Na początku czerwca Komisja Rewizyjna rozpatrzyła sprawozdanie z wykonania budżetu przez Gminę Miasto Płock w 2024 r. Naturalnie wiąże się to z głosowaniem nad udzieleniem absolutorium prezydentowi. Ten punkt znalazł się w planie obrad podczas czerwcowej sesji rady miasta.
Budżet początkowo przewidywał dochody w wysokości 1 mld 383 mln 805 tys. zł. Wydatki oceniono na 1 mld 449 mln 743 tys. zł. Zakładany deficyt miał wynieść niemal 66 mln zł.
W wyniku decyzji podejmowanych przez radę miasta czy zarządzeń prezydenta, ostateczne liczby nieco różniły się od tych pierwotnie zakładanych.
- Plan dochodów wykonano w kwocie 1 mld 583 mln 760 tys. zł. Plan wydatków wykonano w kwocie 1 mld 550 mln 694 tys. zł - relacjonowała przewodnicząca Komisji Rewizyjnej, Marta Krasuska.
Oznacza to, że 2024 r. zakończył się nadwyżką w wysokości ponad 33 mln zł.
Dyskusja nad absolutorium.

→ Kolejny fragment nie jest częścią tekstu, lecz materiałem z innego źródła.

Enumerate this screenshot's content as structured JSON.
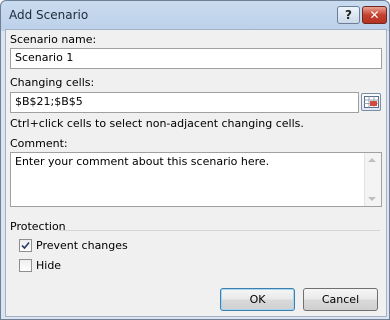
{
  "window": {
    "title": "Add Scenario",
    "help_label": "?",
    "close_label": "✕"
  },
  "scenario_name": {
    "label": "Scenario name:",
    "value": "Scenario 1"
  },
  "changing_cells": {
    "label": "Changing cells:",
    "value": "$B$21;$B$5",
    "hint": "Ctrl+click cells to select non-adjacent changing cells.",
    "button_icon": "range-selector-icon"
  },
  "comment": {
    "label": "Comment:",
    "value": "Enter your comment about this scenario here."
  },
  "protection": {
    "label": "Protection",
    "prevent_changes": {
      "label": "Prevent changes",
      "checked": true
    },
    "hide": {
      "label": "Hide",
      "checked": false
    }
  },
  "buttons": {
    "ok": "OK",
    "cancel": "Cancel"
  }
}
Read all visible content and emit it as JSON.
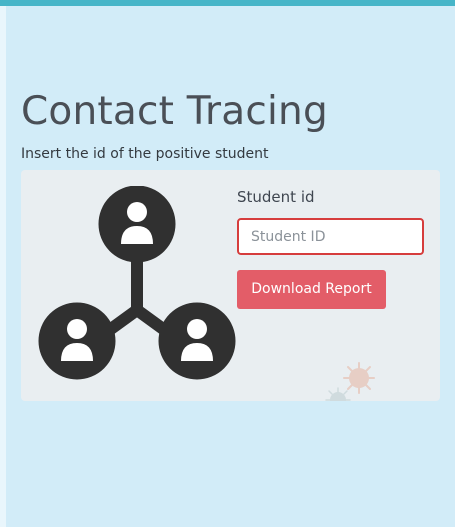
{
  "page": {
    "title": "Contact Tracing",
    "instruction": "Insert the id of the positive student"
  },
  "form": {
    "student_id_label": "Student id",
    "student_id_placeholder": "Student ID",
    "download_button_label": "Download Report"
  },
  "icons": {
    "illustration": "contact-network-icon",
    "decoration": "virus-icon"
  },
  "colors": {
    "background": "#d2ecf8",
    "top_accent": "#46b5c8",
    "card_background": "#e9eef1",
    "title_text": "#4a4f56",
    "input_border": "#d63d3d",
    "button_background": "#e35d68",
    "button_text": "#ffffff",
    "network_icon": "#303030"
  }
}
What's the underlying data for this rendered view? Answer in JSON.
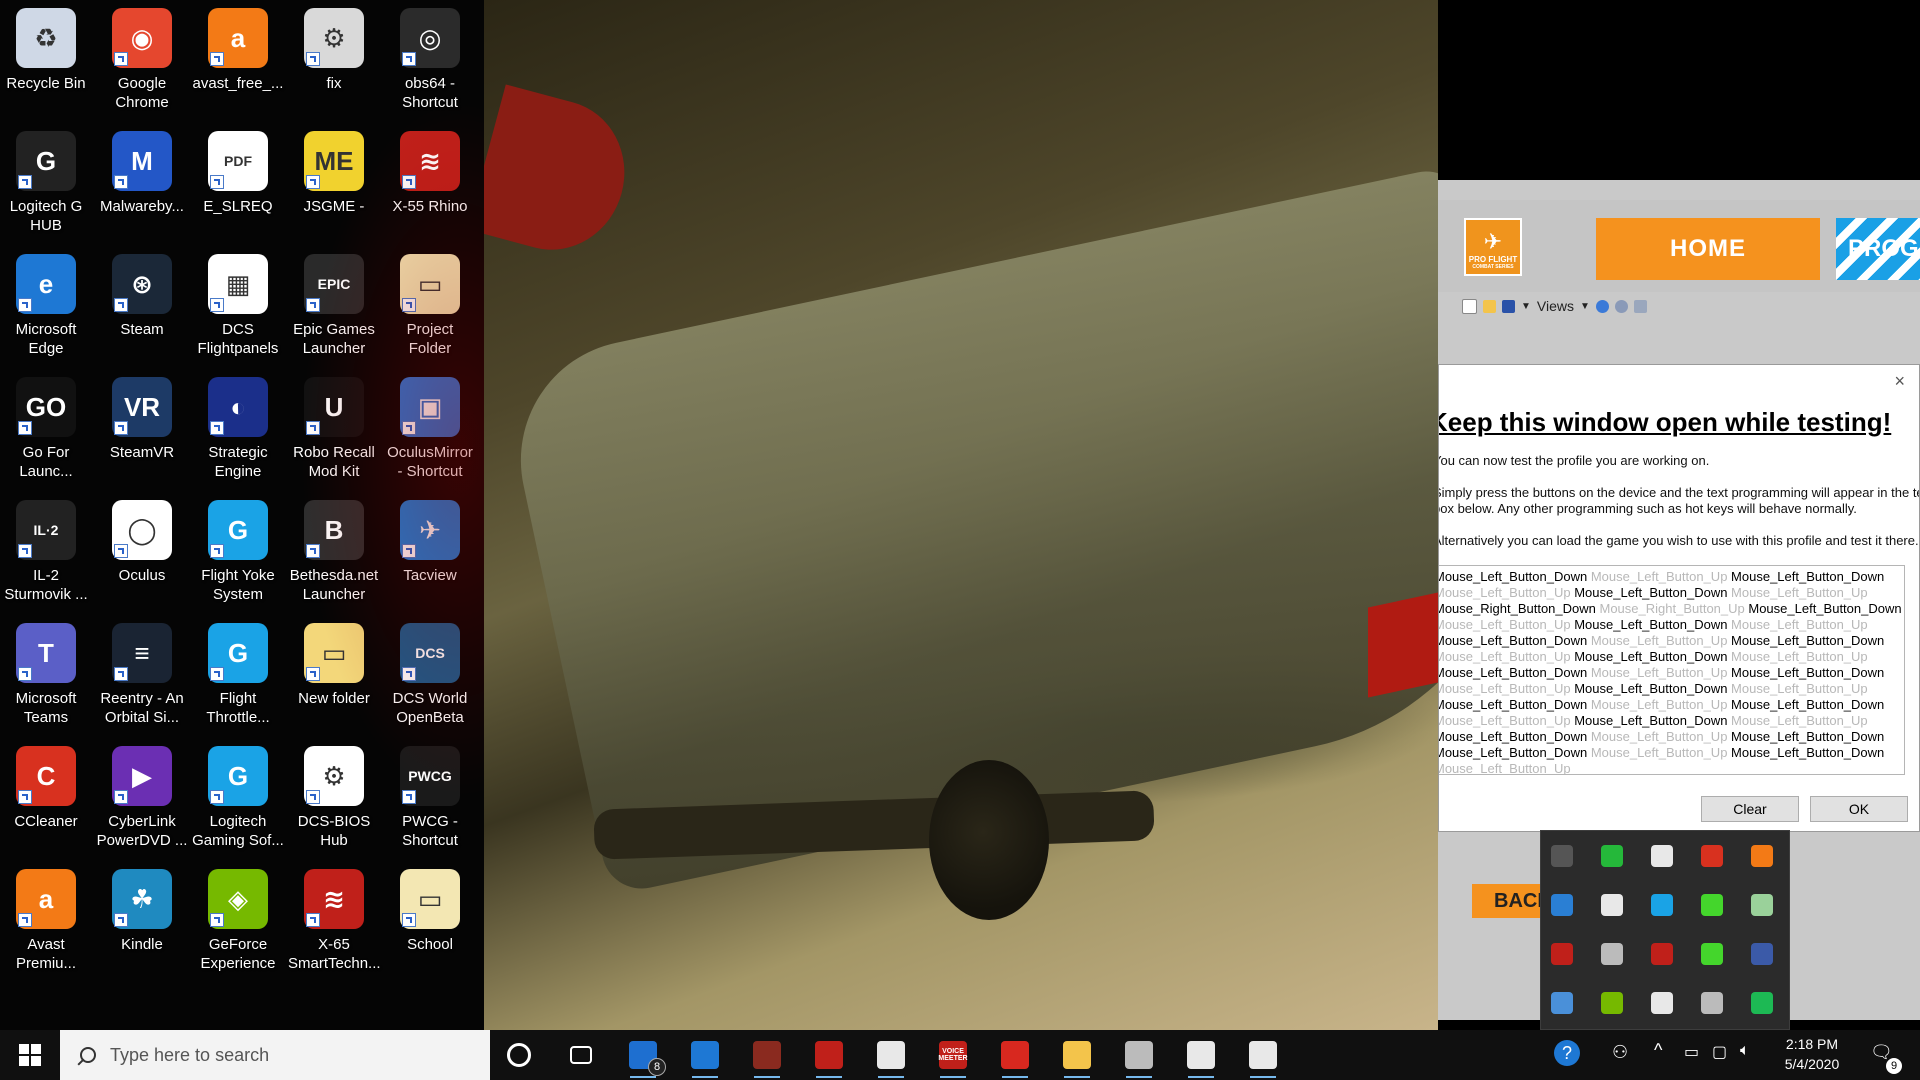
{
  "desktop": {
    "icons": [
      {
        "label": "Recycle Bin",
        "icon": "recycle-bin-icon",
        "color": "#cfd8e6",
        "col": 0,
        "row": 0
      },
      {
        "label": "Google\nChrome",
        "icon": "chrome-icon",
        "color": "#e5472e",
        "col": 1,
        "row": 0
      },
      {
        "label": "avast_free_...",
        "icon": "avast-icon",
        "color": "#f37a16",
        "col": 2,
        "row": 0
      },
      {
        "label": "fix",
        "icon": "settings-file-icon",
        "color": "#d9d9d9",
        "col": 3,
        "row": 0
      },
      {
        "label": "obs64 -\nShortcut",
        "icon": "obs-icon",
        "color": "#2b2b2b",
        "col": 4,
        "row": 0
      },
      {
        "label": "Logitech G\nHUB",
        "icon": "logitech-g-icon",
        "color": "#222222",
        "col": 0,
        "row": 1
      },
      {
        "label": "Malwareby...",
        "icon": "malwarebytes-icon",
        "color": "#2357c7",
        "col": 1,
        "row": 1
      },
      {
        "label": "E_SLREQ",
        "icon": "pdf-icon",
        "color": "#ffffff",
        "col": 2,
        "row": 1
      },
      {
        "label": "JSGME -",
        "icon": "jsgme-icon",
        "color": "#f1d22e",
        "col": 3,
        "row": 1
      },
      {
        "label": "X-55 Rhino",
        "icon": "saitek-icon",
        "color": "#c0201a",
        "col": 4,
        "row": 1
      },
      {
        "label": "Microsoft\nEdge",
        "icon": "edge-icon",
        "color": "#1e78d4",
        "col": 0,
        "row": 2
      },
      {
        "label": "Steam",
        "icon": "steam-icon",
        "color": "#1b2838",
        "col": 1,
        "row": 2
      },
      {
        "label": "DCS\nFlightpanels",
        "icon": "dcs-flightpanels-icon",
        "color": "#ffffff",
        "col": 2,
        "row": 2
      },
      {
        "label": "Epic Games\nLauncher",
        "icon": "epic-games-icon",
        "color": "#2a2a2a",
        "col": 3,
        "row": 2
      },
      {
        "label": "Project\nFolder",
        "icon": "folder-icon",
        "color": "#f3e7b3",
        "col": 4,
        "row": 2
      },
      {
        "label": "Go For\nLaunc...",
        "icon": "go-for-launch-icon",
        "color": "#111111",
        "col": 0,
        "row": 3
      },
      {
        "label": "SteamVR",
        "icon": "steamvr-icon",
        "color": "#1d3a66",
        "col": 1,
        "row": 3
      },
      {
        "label": "Strategic\nEngine",
        "icon": "strategic-engine-icon",
        "color": "#1b2f8a",
        "col": 2,
        "row": 3
      },
      {
        "label": "Robo Recall\nMod Kit",
        "icon": "unreal-icon",
        "color": "#111111",
        "col": 3,
        "row": 3
      },
      {
        "label": "OculusMirror\n- Shortcut",
        "icon": "oculus-mirror-icon",
        "color": "#2b76d3",
        "col": 4,
        "row": 3
      },
      {
        "label": "IL-2\nSturmovik ...",
        "icon": "il2-icon",
        "color": "#222222",
        "col": 0,
        "row": 4
      },
      {
        "label": "Oculus",
        "icon": "oculus-icon",
        "color": "#ffffff",
        "col": 1,
        "row": 4
      },
      {
        "label": "Flight Yoke\nSystem",
        "icon": "logitech-g-blue-icon",
        "color": "#1aa3e6",
        "col": 2,
        "row": 4
      },
      {
        "label": "Bethesda.net\nLauncher",
        "icon": "bethesda-icon",
        "color": "#2e2e2e",
        "col": 3,
        "row": 4
      },
      {
        "label": "Tacview",
        "icon": "tacview-icon",
        "color": "#1c7ed6",
        "col": 4,
        "row": 4
      },
      {
        "label": "Microsoft\nTeams",
        "icon": "teams-icon",
        "color": "#5b5fc7",
        "col": 0,
        "row": 5
      },
      {
        "label": "Reentry - An\nOrbital Si...",
        "icon": "reentry-icon",
        "color": "#1a2433",
        "col": 1,
        "row": 5
      },
      {
        "label": "Flight\nThrottle...",
        "icon": "logitech-g-blue-icon",
        "color": "#1aa3e6",
        "col": 2,
        "row": 5
      },
      {
        "label": "New folder",
        "icon": "folder-icon",
        "color": "#f3d77a",
        "col": 3,
        "row": 5
      },
      {
        "label": "DCS World\nOpenBeta",
        "icon": "dcs-world-icon",
        "color": "#1b5a8a",
        "col": 4,
        "row": 5
      },
      {
        "label": "CCleaner",
        "icon": "ccleaner-icon",
        "color": "#d8311f",
        "col": 0,
        "row": 6
      },
      {
        "label": "CyberLink\nPowerDVD ...",
        "icon": "powerdvd-icon",
        "color": "#6b2fb3",
        "col": 1,
        "row": 6
      },
      {
        "label": "Logitech\nGaming Sof...",
        "icon": "logitech-g-blue-icon",
        "color": "#1aa3e6",
        "col": 2,
        "row": 6
      },
      {
        "label": "DCS-BIOS\nHub",
        "icon": "dcs-bios-icon",
        "color": "#ffffff",
        "col": 3,
        "row": 6
      },
      {
        "label": "PWCG -\nShortcut",
        "icon": "pwcg-icon",
        "color": "#1a1a1a",
        "col": 4,
        "row": 6
      },
      {
        "label": "Avast\nPremiu...",
        "icon": "avast-icon",
        "color": "#f37a16",
        "col": 0,
        "row": 7
      },
      {
        "label": "Kindle",
        "icon": "kindle-icon",
        "color": "#1f8ac0",
        "col": 1,
        "row": 7
      },
      {
        "label": "GeForce\nExperience",
        "icon": "geforce-icon",
        "color": "#76b900",
        "col": 2,
        "row": 7
      },
      {
        "label": "X-65\nSmartTechn...",
        "icon": "saitek-icon",
        "color": "#c0201a",
        "col": 3,
        "row": 7
      },
      {
        "label": "School",
        "icon": "folder-icon",
        "color": "#f3e7b3",
        "col": 4,
        "row": 7
      }
    ]
  },
  "app": {
    "logo_text": "PRO FLIGHT",
    "logo_sub": "COMBAT SERIES",
    "nav_home": "HOME",
    "nav_prog": "PROG",
    "toolbar_views": "Views",
    "back_label": "BACK"
  },
  "dialog": {
    "close": "×",
    "title": "Keep this window open while testing!",
    "line1": "You can now test the profile you are working on.",
    "line2a": "Simply press the buttons on the device and the text programming will appear in the text",
    "line2b": "box below. Any other programming such as hot keys will behave normally.",
    "line3": "Alternatively you can load the game you wish to use with this profile and test it there.",
    "log": [
      [
        {
          "t": "Mouse_Left_Button_Down",
          "k": "dn"
        },
        {
          "t": "Mouse_Left_Button_Up",
          "k": "up"
        },
        {
          "t": "Mouse_Left_Button_Down",
          "k": "dn"
        }
      ],
      [
        {
          "t": "Mouse_Left_Button_Up",
          "k": "up"
        },
        {
          "t": "Mouse_Left_Button_Down",
          "k": "dn"
        },
        {
          "t": "Mouse_Left_Button_Up",
          "k": "up"
        }
      ],
      [
        {
          "t": "Mouse_Right_Button_Down",
          "k": "dn"
        },
        {
          "t": "Mouse_Right_Button_Up",
          "k": "up"
        },
        {
          "t": "Mouse_Left_Button_Down",
          "k": "dn"
        }
      ],
      [
        {
          "t": "Mouse_Left_Button_Up",
          "k": "up"
        },
        {
          "t": "Mouse_Left_Button_Down",
          "k": "dn"
        },
        {
          "t": "Mouse_Left_Button_Up",
          "k": "up"
        }
      ],
      [
        {
          "t": "Mouse_Left_Button_Down",
          "k": "dn"
        },
        {
          "t": "Mouse_Left_Button_Up",
          "k": "up"
        },
        {
          "t": "Mouse_Left_Button_Down",
          "k": "dn"
        }
      ],
      [
        {
          "t": "Mouse_Left_Button_Up",
          "k": "up"
        },
        {
          "t": "Mouse_Left_Button_Down",
          "k": "dn"
        },
        {
          "t": "Mouse_Left_Button_Up",
          "k": "up"
        }
      ],
      [
        {
          "t": "Mouse_Left_Button_Down",
          "k": "dn"
        },
        {
          "t": "Mouse_Left_Button_Up",
          "k": "up"
        },
        {
          "t": "Mouse_Left_Button_Down",
          "k": "dn"
        }
      ],
      [
        {
          "t": "Mouse_Left_Button_Up",
          "k": "up"
        },
        {
          "t": "Mouse_Left_Button_Down",
          "k": "dn"
        },
        {
          "t": "Mouse_Left_Button_Up",
          "k": "up"
        }
      ],
      [
        {
          "t": "Mouse_Left_Button_Down",
          "k": "dn"
        },
        {
          "t": "Mouse_Left_Button_Up",
          "k": "up"
        },
        {
          "t": "Mouse_Left_Button_Down",
          "k": "dn"
        }
      ],
      [
        {
          "t": "Mouse_Left_Button_Up",
          "k": "up"
        },
        {
          "t": "Mouse_Left_Button_Down",
          "k": "dn"
        },
        {
          "t": "Mouse_Left_Button_Up",
          "k": "up"
        }
      ],
      [
        {
          "t": "Mouse_Left_Button_Down",
          "k": "dn"
        },
        {
          "t": "Mouse_Left_Button_Up",
          "k": "up"
        },
        {
          "t": "Mouse_Left_Button_Down",
          "k": "dn"
        }
      ],
      [
        {
          "t": "Mouse_Left_Button_Down",
          "k": "dn"
        },
        {
          "t": "Mouse_Left_Button_Up",
          "k": "up"
        },
        {
          "t": "Mouse_Left_Button_Down",
          "k": "dn"
        }
      ],
      [
        {
          "t": "Mouse_Left_Button_Up",
          "k": "up"
        }
      ]
    ],
    "clear_label": "Clear",
    "ok_label": "OK"
  },
  "tray_popup": {
    "icons": [
      {
        "name": "usb-icon",
        "color": "#555555"
      },
      {
        "name": "gpu-z-icon",
        "color": "#25b83a"
      },
      {
        "name": "security-shield-icon",
        "color": "#e8e8e8"
      },
      {
        "name": "ccleaner-tray-icon",
        "color": "#d8311f"
      },
      {
        "name": "avast-tray-icon",
        "color": "#f37a16"
      },
      {
        "name": "tool-icon",
        "color": "#2a7fd4"
      },
      {
        "name": "microphone-icon",
        "color": "#e8e8e8"
      },
      {
        "name": "logitech-g-tray-icon",
        "color": "#1aa3e6"
      },
      {
        "name": "razer-icon",
        "color": "#44d62c"
      },
      {
        "name": "network-drive-icon",
        "color": "#9ad19a"
      },
      {
        "name": "voicemeeter-icon",
        "color": "#c0201a"
      },
      {
        "name": "pen-icon",
        "color": "#bbbbbb"
      },
      {
        "name": "saitek-tray-icon",
        "color": "#c0201a"
      },
      {
        "name": "razer-cortex-icon",
        "color": "#44d62c"
      },
      {
        "name": "app-tray-icon",
        "color": "#3b5aa8"
      },
      {
        "name": "shield-tray-icon",
        "color": "#4a90d9"
      },
      {
        "name": "nvidia-icon",
        "color": "#76b900"
      },
      {
        "name": "logitech-ghub-tray-icon",
        "color": "#e8e8e8"
      },
      {
        "name": "x-tray-icon",
        "color": "#bbbbbb"
      },
      {
        "name": "green-app-icon",
        "color": "#1db954"
      }
    ]
  },
  "taskbar": {
    "search_placeholder": "Type here to search",
    "mail_badge": "8",
    "voicemeeter_label": "VOICE MEETER",
    "apps": [
      {
        "name": "cortana-icon",
        "color": "#101010"
      },
      {
        "name": "task-view-icon",
        "color": "#101010"
      },
      {
        "name": "mail-icon",
        "color": "#1e6fd0"
      },
      {
        "name": "edge-taskbar-icon",
        "color": "#1e78d4"
      },
      {
        "name": "antivirus-taskbar-icon",
        "color": "#8a2a1f"
      },
      {
        "name": "saitek-taskbar-icon",
        "color": "#c0201a"
      },
      {
        "name": "store-icon",
        "color": "#e8e8e8"
      },
      {
        "name": "voicemeeter-taskbar-icon",
        "color": "#c0201a"
      },
      {
        "name": "acrobat-icon",
        "color": "#d8281f"
      },
      {
        "name": "file-explorer-icon",
        "color": "#f3c44b"
      },
      {
        "name": "steam-taskbar-icon",
        "color": "#bbbbbb"
      },
      {
        "name": "settings-taskbar-icon",
        "color": "#e8e8e8"
      },
      {
        "name": "oculus-taskbar-icon",
        "color": "#e8e8e8"
      }
    ],
    "time": "2:18 PM",
    "date": "5/4/2020",
    "notification_count": "9"
  }
}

PO i PSL za, PiS przeciw
Po zakończeniu części formalnej, przyszedł czas na dyskusję.
Skłonni udzielić prezydentowi absolutorium, bez zaskoczenia, byli członkowie dwóch partii mających większość w płockiej radzie miasta - Platformy Obywatelskiej oraz Polskiego Stronnictwa Ludowego.
- Z satysfakcją odnotowujemy, że konsekwentne i profesjonalne działania prezydenta i jego współpracowników przynoszą bardzo dobre efekty, które przekładają się na zaspokajanie potrzeb i dynamiczny rozwój miasta. Warto podkreślić, że środki, którymi dysponuje nasz samorząd są z roku na rok coraz większe. Realizowane są duże i spektakularne inwestycje. Zadłużenie Płocka maleje, a finanse są w bardzo dobrym stanie - mówił przewodniczący płockiego klubu radnych PO, Roman Siemiątkowski.
Z podobnym stanowiskiem nie zgodził się klub radnych Prawa i Sprawiedliwości.
- Usłyszeliśmy trochę laurek w kierunku prezydenta, teraz czas na powrót do rzeczywistości. Płock wymiera, przyrost naturalny -6. Jesteśmy miastem bez wizji na przyszłość i jedyne co u nas dobrze działa to machina PR-u skupiona na promowaniu naszego prezydenta, na którą idą grube miliony. Pan prezydent bardzo ładnie ściska dłonie, robi zdjęcia i rozdaje dyplomy, ale poza gabinetem przerasta go jakiekolwiek zabieganie o sprawy Płocka centralnie - komentował przewodniczący płockiego PiS-u, Szymon Stachowiak.
Ponownie przywołał również m.in. temat Centrów Integracji Cudzoziemców czy planów na CPK.
- Uważam, że gdyby kiedykolwiek tutaj stanęło popiersie Andrzeja Nowakowskiego, powinniśmy na nim napisać Andrzej "To nie jest moja kompetencja" Nowakowski - skwitował Stachowiak.
Mimo kontrowersji, prezydent uzyskał absolutorium. "Za" było 16 radnych, 7 zagłosowało "przeciw".